Enteroaggregative E. coli	found only in humans	Watery	So named because they have fimbriae which aggregate tissue culture cells, EAEC bind to the intestinal mucosa to cause watery diarrhea without fever. EAEC are noninvasive. They produce a hemolysin and an ST enterotoxin similar to that of ETEC.
Enteroinvasive E. coli	found only in humans	Bloody or nonbloody	EIEC infection causes a syndrome that is identical to shigellosis, with profuse diarrhea and high fever.

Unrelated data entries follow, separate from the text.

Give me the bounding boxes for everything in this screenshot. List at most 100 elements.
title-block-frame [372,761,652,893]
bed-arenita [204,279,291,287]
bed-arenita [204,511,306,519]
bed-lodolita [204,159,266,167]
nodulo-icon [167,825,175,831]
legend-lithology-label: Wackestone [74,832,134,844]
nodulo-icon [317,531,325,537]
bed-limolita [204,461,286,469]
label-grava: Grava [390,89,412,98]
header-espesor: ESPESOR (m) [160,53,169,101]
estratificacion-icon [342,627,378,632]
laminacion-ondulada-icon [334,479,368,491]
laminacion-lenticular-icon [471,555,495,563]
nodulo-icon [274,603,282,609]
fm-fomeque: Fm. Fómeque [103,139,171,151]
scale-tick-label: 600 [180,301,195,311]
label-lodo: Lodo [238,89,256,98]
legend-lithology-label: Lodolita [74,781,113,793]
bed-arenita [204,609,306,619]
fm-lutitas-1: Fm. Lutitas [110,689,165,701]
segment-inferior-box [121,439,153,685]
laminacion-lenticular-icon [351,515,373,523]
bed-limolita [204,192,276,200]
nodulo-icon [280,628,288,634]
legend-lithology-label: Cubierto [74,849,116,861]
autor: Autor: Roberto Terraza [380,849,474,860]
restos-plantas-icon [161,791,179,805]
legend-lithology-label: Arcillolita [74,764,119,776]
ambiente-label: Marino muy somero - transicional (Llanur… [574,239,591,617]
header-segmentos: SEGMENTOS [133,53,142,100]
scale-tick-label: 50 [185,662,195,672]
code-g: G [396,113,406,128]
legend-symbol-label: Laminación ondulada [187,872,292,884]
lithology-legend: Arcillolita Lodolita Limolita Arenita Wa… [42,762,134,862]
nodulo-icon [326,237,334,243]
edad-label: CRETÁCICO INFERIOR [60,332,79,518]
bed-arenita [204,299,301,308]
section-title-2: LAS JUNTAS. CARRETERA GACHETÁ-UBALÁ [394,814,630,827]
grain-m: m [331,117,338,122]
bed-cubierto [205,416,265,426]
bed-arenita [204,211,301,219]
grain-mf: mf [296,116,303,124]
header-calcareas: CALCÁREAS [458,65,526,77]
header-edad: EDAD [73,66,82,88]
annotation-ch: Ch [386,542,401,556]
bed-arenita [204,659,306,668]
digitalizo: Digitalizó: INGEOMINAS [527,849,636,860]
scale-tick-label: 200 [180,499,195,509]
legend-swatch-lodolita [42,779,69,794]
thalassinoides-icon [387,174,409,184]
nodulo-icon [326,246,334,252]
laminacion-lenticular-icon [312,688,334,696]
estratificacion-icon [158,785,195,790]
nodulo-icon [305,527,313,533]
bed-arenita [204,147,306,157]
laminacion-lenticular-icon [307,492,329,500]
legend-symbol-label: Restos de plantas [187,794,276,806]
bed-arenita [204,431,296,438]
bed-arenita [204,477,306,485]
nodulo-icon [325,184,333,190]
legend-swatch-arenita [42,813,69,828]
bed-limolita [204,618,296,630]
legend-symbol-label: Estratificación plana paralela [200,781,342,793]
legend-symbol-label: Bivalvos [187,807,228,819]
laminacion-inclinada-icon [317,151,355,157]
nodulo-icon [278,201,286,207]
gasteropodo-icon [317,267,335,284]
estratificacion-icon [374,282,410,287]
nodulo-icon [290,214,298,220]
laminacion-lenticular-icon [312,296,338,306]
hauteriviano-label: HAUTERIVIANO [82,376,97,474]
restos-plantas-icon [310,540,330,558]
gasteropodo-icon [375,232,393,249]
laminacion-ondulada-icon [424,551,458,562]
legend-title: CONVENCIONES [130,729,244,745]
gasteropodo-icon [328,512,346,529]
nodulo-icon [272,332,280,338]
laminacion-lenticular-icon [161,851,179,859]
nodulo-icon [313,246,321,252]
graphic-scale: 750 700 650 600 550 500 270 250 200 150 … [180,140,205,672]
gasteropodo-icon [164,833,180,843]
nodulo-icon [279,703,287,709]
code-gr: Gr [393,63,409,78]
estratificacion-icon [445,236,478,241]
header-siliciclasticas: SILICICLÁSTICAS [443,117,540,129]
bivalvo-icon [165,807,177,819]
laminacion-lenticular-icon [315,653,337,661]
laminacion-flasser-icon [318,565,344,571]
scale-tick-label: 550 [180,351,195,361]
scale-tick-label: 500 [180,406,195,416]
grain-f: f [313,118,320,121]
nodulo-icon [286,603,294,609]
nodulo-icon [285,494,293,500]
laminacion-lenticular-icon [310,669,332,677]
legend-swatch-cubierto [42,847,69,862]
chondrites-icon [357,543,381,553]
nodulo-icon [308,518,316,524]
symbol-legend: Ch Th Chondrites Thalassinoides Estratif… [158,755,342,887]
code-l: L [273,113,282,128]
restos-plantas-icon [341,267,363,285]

Enterohemorrhagic E. coli	found in humans, cattle, and goats	Bloody or nonbloody	The most infamous member of this pathotype is strain O157:H7, which causes bloody diarrhea and no fever. EHEC can cause hemolytic-uremic syndrome and sudden kidney failure. It uses bacterial fimbriae for attachment, is moderately invasive and possesses a phage-encoded shiga toxin that can elicit an intense inflammatory response.
Adherent-Invasive E. coli	found in humans	-	AIEC are able to invade intestinal epithelial cells and replicate intracellularly. It is likely that AIEC are able to proliferate more effectively in hosts with defective innate immunity. They are associated with the ileal mucosa in Crohn's disease.